Di sisi lain, belanja negara juga menunjukkan fluktuasi seiring naik-turunnya perekonomian nasional. “Belanja negara meningkat dari Rp3.096,3 triliun pada 2022 menjadi Rp3.621,3 triliun pada 2025, dengan rata-rata pertumbuhan 6,6 persen per tahun. Namun, peningkatan ini belum memberikan dampak signifikan terhadap pertumbuhan ekonomi,” katanya.
Anis juga menyoroti tren pembiayaan negara yang terus meningkat. “Pembiayaan anggaran pada 2021 sebesar Rp871,7 triliun. Pada 2023, dengan defisit maksimal 3 persen terhadap PDB, pembiayaan mencapai Rp486,4 triliun, meningkat menjadi Rp522,8 triliun pada 2024, dan diperkirakan mencapai Rp616,6 triliun pada 2025. Konsekuensinya, beban utang dan bunga utang akan terus meningkat setiap tahunnya,” papar Anis.

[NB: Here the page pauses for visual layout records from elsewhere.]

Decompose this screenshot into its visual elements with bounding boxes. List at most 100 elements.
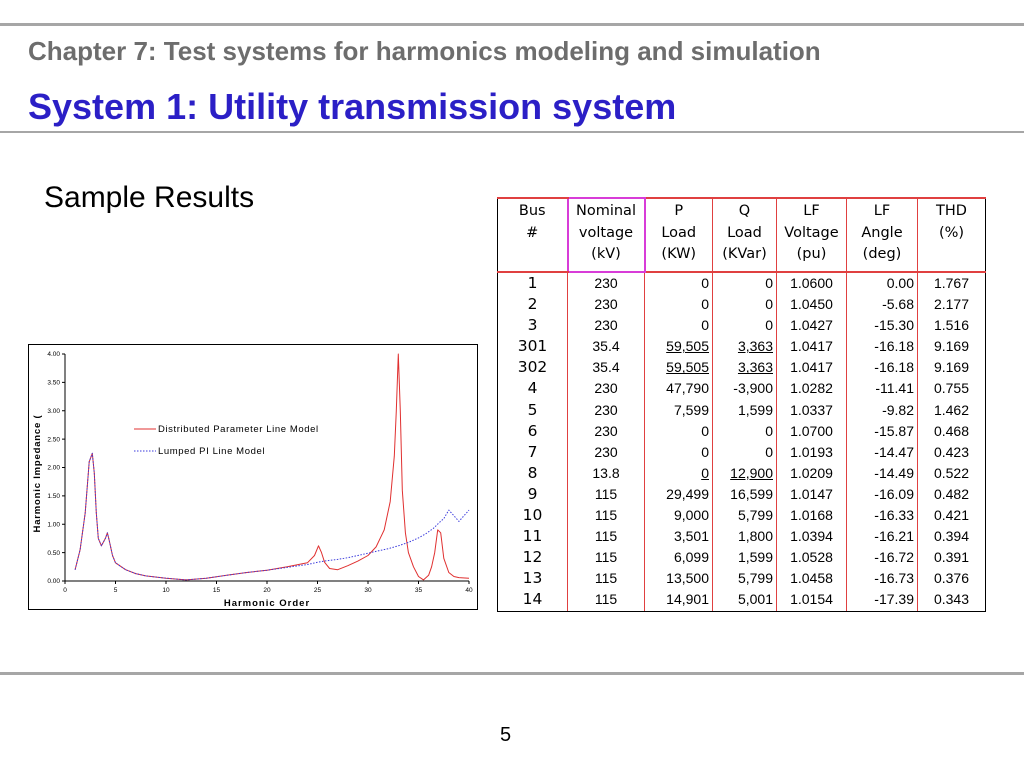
table-cell: -9.82 [846,399,918,421]
table-cell: 1.0417 [776,336,847,358]
table-cell: 2.177 [917,294,986,316]
results-table: Bus # Nominal voltage (kV) P Load (KW) Q Load (KVa… [497,197,986,612]
table-cell: 115 [567,526,645,548]
table-row: 14 115 14,901 5,001 1.0154 -17.39 0.343 [497,589,986,612]
table-cell: 35.4 [567,336,645,358]
legend-entry: Distributed Parameter Line Model [158,424,319,435]
table-cell: 115 [567,505,645,527]
table-cell: 0.394 [917,526,986,548]
header-line: Nominal [576,203,636,219]
bus-number-cell: 4 [497,378,568,400]
table-cell: 115 [567,547,645,569]
table-row: 301 35.4 59,505 3,363 1.0417 -16.18 9.169 [497,336,986,358]
table-row: 3 230 0 0 1.0427 -15.30 1.516 [497,315,986,337]
top-rule [0,23,1024,26]
table-cell: 35.4 [567,357,645,379]
x-tick-label: 25 [314,587,322,594]
table-cell: 3,363 [712,336,777,358]
x-tick-label: 15 [213,587,221,594]
table-cell: -14.49 [846,462,918,484]
table-cell: 0 [644,272,713,295]
y-tick-label: 0.00 [47,578,60,585]
table-cell: 1.0394 [776,526,847,548]
table-cell: 1.0700 [776,420,847,442]
y-tick-label: 1.50 [47,493,60,500]
series-line-distributed [74,353,470,581]
y-tick-label: 1.00 [47,521,60,528]
table-cell: 0 [644,462,713,484]
slide-title: System 1: Utility transmission system [28,86,677,127]
table-cell: -16.33 [846,505,918,527]
header-line: (pu) [796,246,827,262]
bus-number-cell: 10 [497,505,568,527]
table-cell: 16,599 [712,483,777,506]
table-cell: -16.72 [846,547,918,569]
series-line-lumped [74,452,470,581]
table-cell: -16.18 [846,336,918,358]
table-cell: 9.169 [917,357,986,379]
table-row: 11 115 3,501 1,800 1.0394 -16.21 0.394 [497,526,986,548]
y-tick-label: 2.50 [47,436,60,443]
table-cell: 12,900 [712,462,777,484]
table-cell: 115 [567,483,645,506]
table-cell: 230 [567,272,645,295]
bus-number-cell: 3 [497,315,568,337]
table-cell: 59,505 [644,357,713,379]
x-tick-label: 30 [364,587,372,594]
x-tick-label: 20 [263,587,271,594]
header-bus: Bus # [497,197,568,273]
header-line: Load [661,224,697,241]
table-cell: 0.423 [917,441,986,463]
header-line: voltage [578,224,634,241]
table-cell: 3,363 [712,357,777,379]
table-cell: 1,599 [712,399,777,421]
table-cell: 0 [712,315,777,337]
header-lf-voltage: LF Voltage (pu) [776,197,847,273]
header-line: Angle [861,224,903,241]
table-row: 1 230 0 0 1.0600 0.00 1.767 [497,272,986,295]
header-line: (KW) [661,246,697,262]
table-cell: 230 [567,399,645,421]
bus-number-cell: 302 [497,357,568,379]
table-cell: 1.516 [917,315,986,337]
table-cell: -14.47 [846,441,918,463]
bus-number-cell: 5 [497,399,568,421]
table-cell: -15.87 [846,420,918,442]
bus-number-cell: 8 [497,462,568,484]
y-tick-label: 4.00 [47,351,60,358]
table-cell: 1.0337 [776,399,847,421]
table-cell: -11.41 [846,378,918,400]
bus-number-cell: 2 [497,294,568,316]
table-cell: 0 [712,420,777,442]
table-cell: 1.462 [917,399,986,421]
bus-number-cell: 14 [497,589,568,612]
table-cell: 230 [567,378,645,400]
table-cell: 0.755 [917,378,986,400]
header-q-load: Q Load (KVar) [712,197,777,273]
table-cell: 29,499 [644,483,713,506]
table-cell: -16.21 [846,526,918,548]
table-row: 302 35.4 59,505 3,363 1.0417 -16.18 9.169 [497,357,986,379]
header-line: Q [738,203,751,219]
x-tick-label: 0 [63,587,67,594]
table-cell: 5,799 [712,505,777,527]
table-row: 9 115 29,499 16,599 1.0147 -16.09 0.482 [497,483,986,506]
table-row: 7 230 0 0 1.0193 -14.47 0.423 [497,441,986,463]
table-cell: 5,799 [712,568,777,590]
table-cell: 230 [567,294,645,316]
header-line: (KVar) [722,246,767,262]
bus-number-cell: 11 [497,526,568,548]
header-thd: THD (%) [917,197,986,273]
table-cell: -16.18 [846,357,918,379]
header-line: THD [936,203,967,219]
bus-number-cell: 1 [497,272,568,295]
table-cell: -17.39 [846,589,918,612]
bottom-rule [0,672,1024,675]
table-row: 12 115 6,099 1,599 1.0528 -16.72 0.391 [497,547,986,569]
table-cell: 47,790 [644,378,713,400]
table-cell: -16.73 [846,568,918,590]
x-tick-label: 10 [162,587,170,594]
bus-number-cell: 301 [497,336,568,358]
table-cell: 230 [567,420,645,442]
table-cell: 0.421 [917,505,986,527]
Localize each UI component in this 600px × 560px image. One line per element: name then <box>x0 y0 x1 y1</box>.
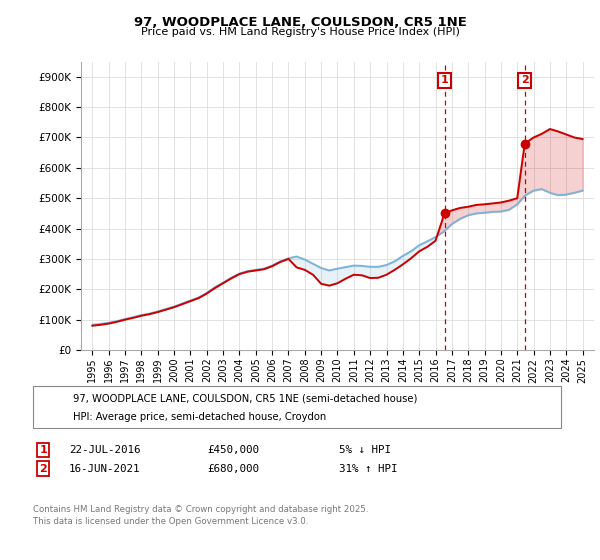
Text: 31% ↑ HPI: 31% ↑ HPI <box>339 464 397 474</box>
Text: 1: 1 <box>440 76 448 85</box>
Text: 22-JUL-2016: 22-JUL-2016 <box>69 445 140 455</box>
Text: 5% ↓ HPI: 5% ↓ HPI <box>339 445 391 455</box>
Text: £450,000: £450,000 <box>207 445 259 455</box>
Text: Price paid vs. HM Land Registry's House Price Index (HPI): Price paid vs. HM Land Registry's House … <box>140 27 460 37</box>
Text: £680,000: £680,000 <box>207 464 259 474</box>
Text: 97, WOODPLACE LANE, COULSDON, CR5 1NE: 97, WOODPLACE LANE, COULSDON, CR5 1NE <box>134 16 466 29</box>
Text: 97, WOODPLACE LANE, COULSDON, CR5 1NE (semi-detached house): 97, WOODPLACE LANE, COULSDON, CR5 1NE (s… <box>73 393 418 403</box>
Text: 1: 1 <box>40 445 47 455</box>
Text: 16-JUN-2021: 16-JUN-2021 <box>69 464 140 474</box>
Text: Contains HM Land Registry data © Crown copyright and database right 2025.
This d: Contains HM Land Registry data © Crown c… <box>33 505 368 526</box>
Text: 2: 2 <box>521 76 529 85</box>
Text: HPI: Average price, semi-detached house, Croydon: HPI: Average price, semi-detached house,… <box>73 412 326 422</box>
Text: 2: 2 <box>40 464 47 474</box>
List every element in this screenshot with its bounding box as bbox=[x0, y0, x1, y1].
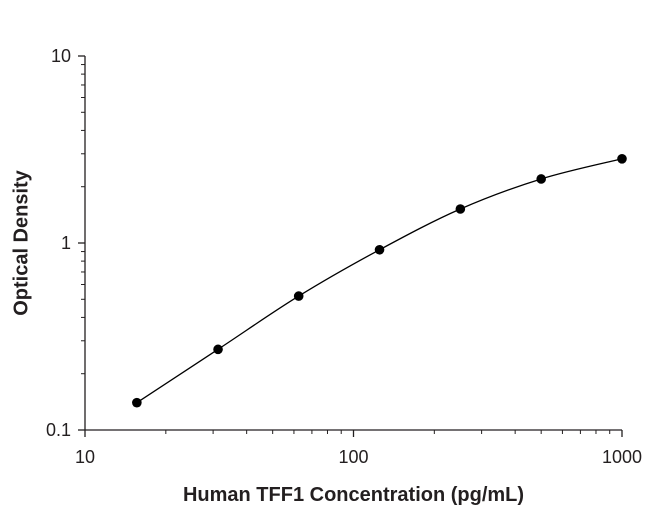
data-point bbox=[374, 244, 385, 255]
x-tick-label: 10 bbox=[75, 447, 95, 467]
minor-ticks bbox=[81, 64, 611, 434]
x-axis-title: Human TFF1 Concentration (pg/mL) bbox=[183, 484, 524, 506]
axes bbox=[84, 56, 622, 431]
major-ticks bbox=[78, 55, 623, 437]
y-tick-label: 10 bbox=[51, 46, 71, 66]
data-point bbox=[455, 204, 466, 214]
data-point bbox=[293, 291, 304, 301]
y-axis-title: Optical Density bbox=[10, 169, 32, 315]
data-point bbox=[132, 397, 142, 408]
y-tick-label: 0.1 bbox=[46, 420, 71, 440]
tick-labels: 10 100 1000 0.1 1 10 bbox=[46, 46, 642, 467]
data-point bbox=[617, 154, 627, 164]
y-tick-label: 1 bbox=[61, 233, 71, 253]
x-tick-label: 1000 bbox=[602, 447, 642, 467]
data-points bbox=[132, 154, 627, 408]
data-point bbox=[536, 174, 546, 184]
fit-curve bbox=[136, 158, 623, 404]
data-point bbox=[213, 344, 223, 355]
x-tick-label: 100 bbox=[338, 447, 368, 467]
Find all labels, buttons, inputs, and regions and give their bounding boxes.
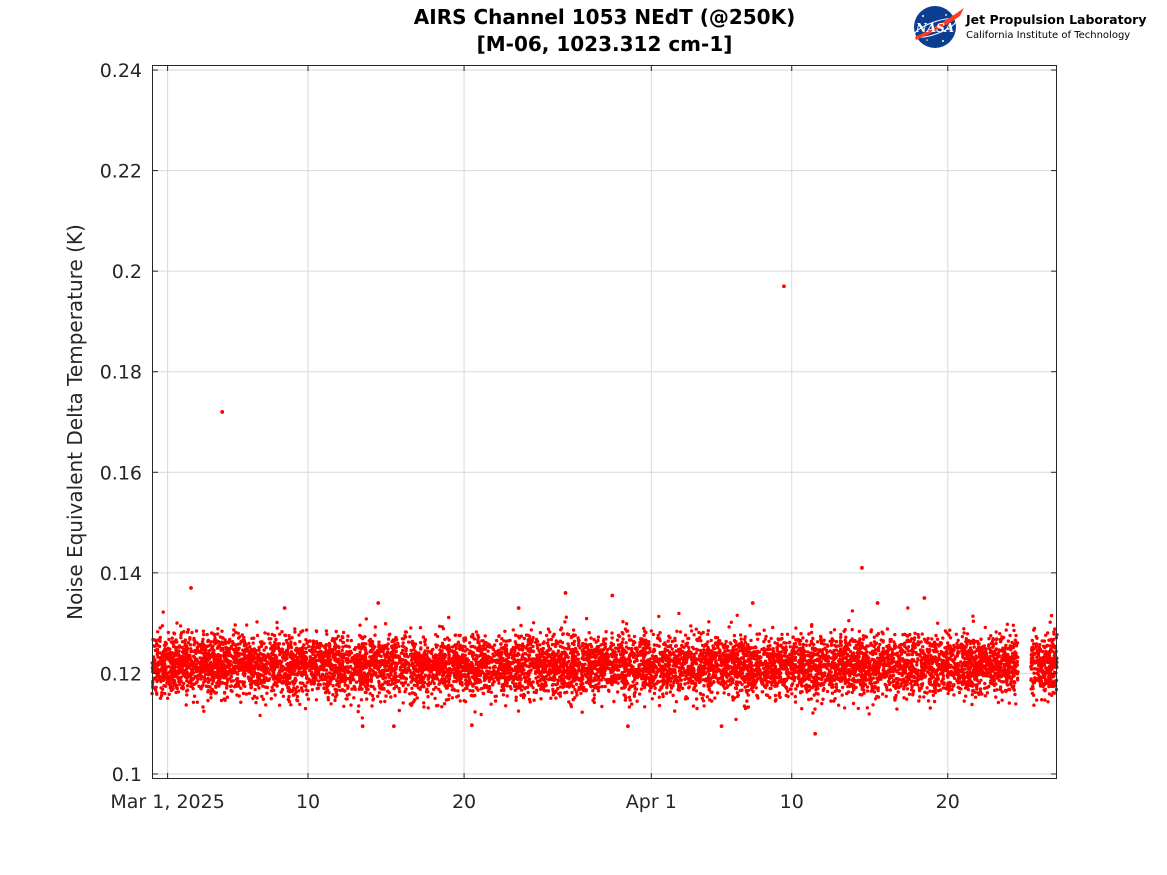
data-point	[391, 724, 396, 729]
y-tick-label: 0.24	[100, 60, 142, 82]
data-point	[719, 724, 724, 729]
data-points	[150, 284, 1059, 736]
data-point-cloud	[150, 606, 1059, 722]
data-point	[360, 724, 365, 729]
chart-subtitle-line: [M-06, 1023.312 cm-1]	[476, 32, 733, 56]
y-tick-label: 0.16	[100, 462, 142, 484]
data-point	[516, 606, 521, 610]
data-point	[282, 606, 287, 610]
data-point	[750, 601, 755, 605]
x-tick-label: 10	[780, 791, 804, 813]
chart-title: AIRS Channel 1053 NEdT (@250K) [M-06, 10…	[152, 4, 1057, 58]
y-axis-label: Noise Equivalent Delta Temperature (K)	[63, 224, 87, 620]
x-tick-label: 20	[936, 791, 960, 813]
x-tick-label: 20	[452, 791, 476, 813]
y-tick-label: 0.18	[100, 362, 142, 384]
caltech-name: California Institute of Technology	[966, 30, 1130, 41]
y-tick-label: 0.14	[100, 563, 142, 585]
data-point	[610, 593, 615, 598]
data-point	[922, 596, 927, 600]
data-point	[220, 410, 225, 414]
data-point	[813, 731, 818, 736]
y-tick-label: 0.2	[112, 261, 142, 283]
tick-labels: 0.1 0.12 0.14 0.16 0.18 0.2 0.22 0.24 Mar 1, 202…	[100, 60, 960, 813]
chart-title-line: AIRS Channel 1053 NEdT (@250K)	[413, 5, 796, 29]
y-tick-label: 0.12	[100, 663, 142, 685]
data-point	[469, 723, 474, 728]
data-point	[376, 601, 381, 605]
y-tick-label: 0.1	[112, 764, 142, 786]
x-tick-label: Apr 1	[626, 791, 677, 813]
jpl-nasa-logo: NASA Jet Propulsion Laboratory Californi…	[913, 6, 1146, 48]
plot-frame	[152, 65, 1057, 779]
x-tick-label: 10	[296, 791, 320, 813]
data-point	[860, 565, 864, 570]
data-point	[626, 724, 630, 729]
data-point	[563, 591, 568, 595]
nasa-meatball-icon: NASA	[913, 6, 964, 48]
y-tick-label: 0.22	[100, 161, 142, 183]
nasa-text: NASA	[915, 21, 954, 35]
tick-marks	[152, 65, 1057, 779]
x-tick-label: Mar 1, 2025	[110, 791, 224, 813]
jpl-name: Jet Propulsion Laboratory	[965, 12, 1146, 27]
data-point	[875, 601, 880, 605]
data-point	[782, 284, 786, 289]
data-point	[189, 586, 193, 590]
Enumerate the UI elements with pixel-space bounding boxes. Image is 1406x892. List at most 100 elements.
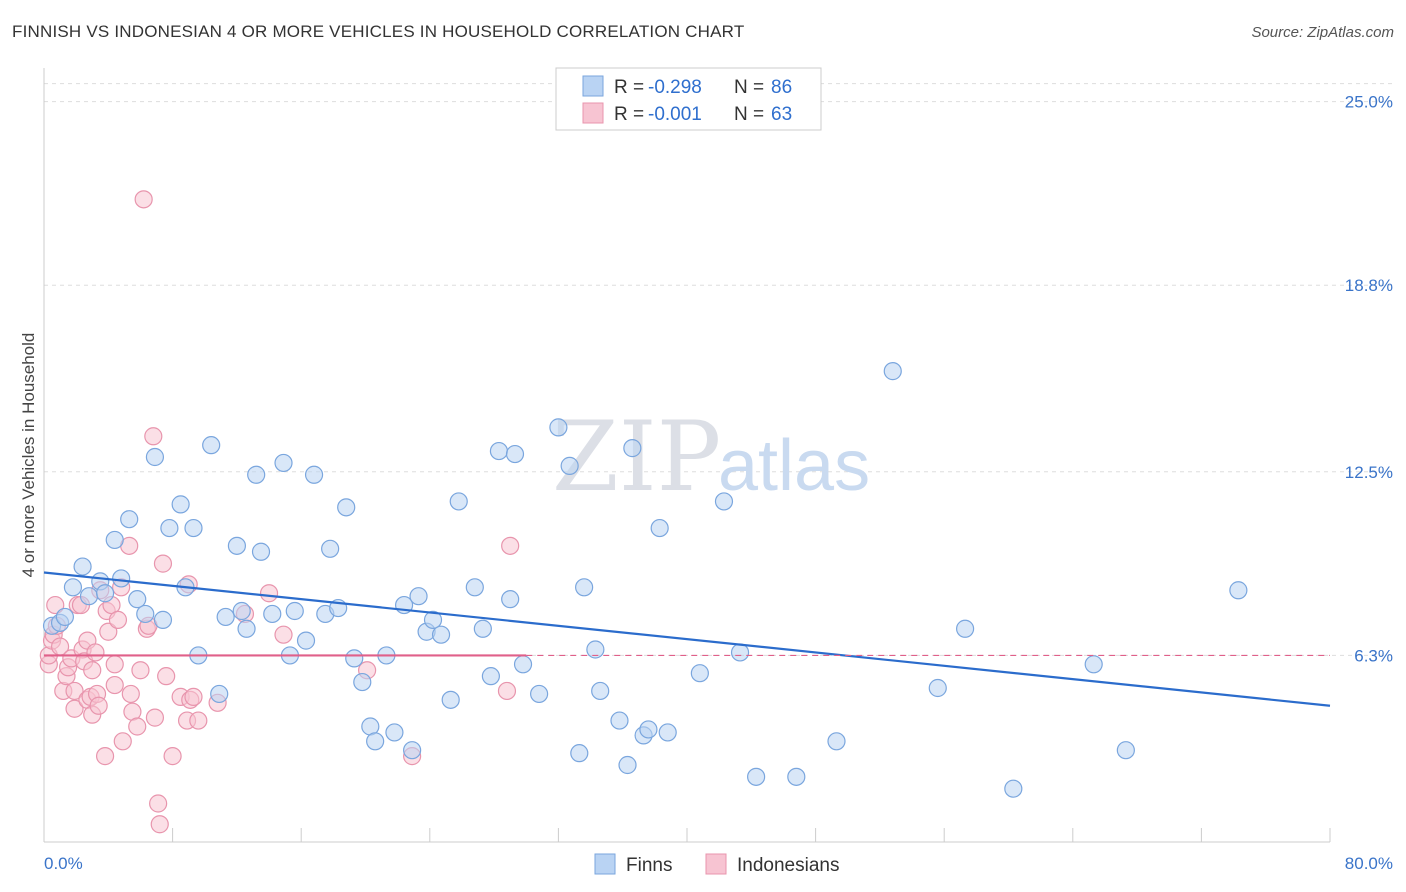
gridlines [44,83,1393,656]
bottom-legend-swatch-finns [594,853,616,875]
watermark-zip: ZIP [552,401,721,513]
indonesians-point [128,717,147,736]
legend-n-value-finns: 86 [771,77,792,98]
indonesians-points [39,190,520,834]
y-tick-label: 6.3% [1354,646,1393,665]
indonesians-point [259,584,279,603]
finns-point [95,584,115,603]
indonesians-point [144,427,163,446]
finns-point [285,601,304,621]
indonesians-point [121,684,140,704]
finns-point [883,362,902,381]
indonesians-point [157,667,176,686]
finns-point [247,465,266,484]
finns-point [690,664,709,683]
finns-point [105,530,124,550]
finns-point [423,610,443,629]
indonesians-point [89,696,108,715]
finns-point [928,678,947,698]
finns-point [63,578,83,597]
finns-point [184,518,203,538]
finns-point [481,667,500,686]
finns-point [128,590,147,609]
finns-point [120,510,139,529]
legend: R = -0.298 N = 86 R = -0.001 N = 63 [555,67,822,131]
finns-point [591,681,610,701]
finns-point [639,720,658,739]
chart-title: FINNISH VS INDONESIAN 4 OR MORE VEHICLES… [12,22,745,41]
legend-r-value-finns: -0.298 [648,77,702,98]
finns-point [570,744,589,763]
finns-point [441,690,460,709]
finns-point [650,518,669,538]
finns-point [827,732,846,751]
finns-point [251,542,271,561]
finns-point [505,444,525,464]
finns-point [1229,581,1248,600]
indonesians-point [113,732,132,751]
finns-point [153,610,173,629]
indonesians-point [95,747,115,766]
legend-r-label-indonesians: R = [614,104,644,125]
finns-point [623,439,642,458]
finns-point [345,649,364,668]
indonesians-point [134,190,153,209]
finns-point [145,447,165,467]
finns-point [586,640,605,659]
finns-point [501,590,520,609]
finns-point [618,755,637,775]
source-label: Source: ZipAtlas.com [1251,24,1394,41]
indonesians-point [108,610,128,629]
bottom-legend: Finns Indonesians [594,853,839,876]
finns-point [1004,779,1023,798]
finns-point [730,643,750,662]
finns-point [955,619,975,638]
indonesians-point [149,794,168,813]
finns-point [274,453,293,473]
finns-point [171,495,190,514]
indonesians-point [189,711,208,730]
indonesians-point [153,554,173,573]
indonesians-point [83,661,102,680]
finns-point [747,767,766,786]
finns-point [55,607,74,627]
indonesians-point [501,536,520,555]
finns-point [787,767,806,786]
legend-swatch-finns [582,75,604,97]
indonesians-point [65,699,84,718]
legend-r-value-indonesians: -0.001 [648,104,702,125]
legend-n-label-finns: N = [734,77,764,98]
trend-lines [43,571,1331,707]
finns-point [79,587,99,606]
x-tick-label-max: 80.0% [1345,854,1393,873]
finns-point [714,492,734,511]
x-tick-labels: 0.0% 80.0% [44,854,1393,873]
indonesians-point [99,622,118,641]
y-axis-label: 4 or more Vehicles in Household [19,333,38,578]
y-tick-labels: 6.3% 12.5% 18.8% 25.0% [1345,93,1393,666]
finns-point [530,684,549,704]
finns-point [210,684,229,704]
finns-point [73,557,92,576]
indonesians-point [184,687,203,706]
finns-trend-line [43,571,1331,707]
watermark: ZIP atlas [552,401,870,513]
finns-point [658,723,677,742]
finns-point [321,539,340,558]
finns-point [202,436,221,455]
bottom-legend-swatch-indonesians [705,853,727,875]
finns-point [227,536,246,555]
finns-point [560,456,579,475]
bottom-legend-label-indonesians: Indonesians [737,855,839,876]
watermark-atlas: atlas [718,426,870,506]
axes [43,68,1331,843]
legend-n-label-indonesians: N = [734,104,764,125]
indonesians-point [150,815,169,834]
finns-point [232,601,251,621]
finns-point [610,711,629,730]
indonesians-point [145,708,165,727]
finns-point [575,578,594,597]
legend-n-value-indonesians: 63 [771,104,792,125]
y-tick-label: 18.8% [1345,276,1393,295]
indonesians-point [274,625,293,644]
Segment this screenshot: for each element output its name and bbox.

Anis menambahkan bahwa situasi ekonomi global yang tidak menentu serta stagnasi ekonomi nasional harus menjadi perhatian serius pemerintah. “Dengan alokasi anggaran yang ada, pemerintah harus memastikan efisiensi dan efektivitas untuk menghadapi tantangan ke depan,” pungkasnya. [Tp]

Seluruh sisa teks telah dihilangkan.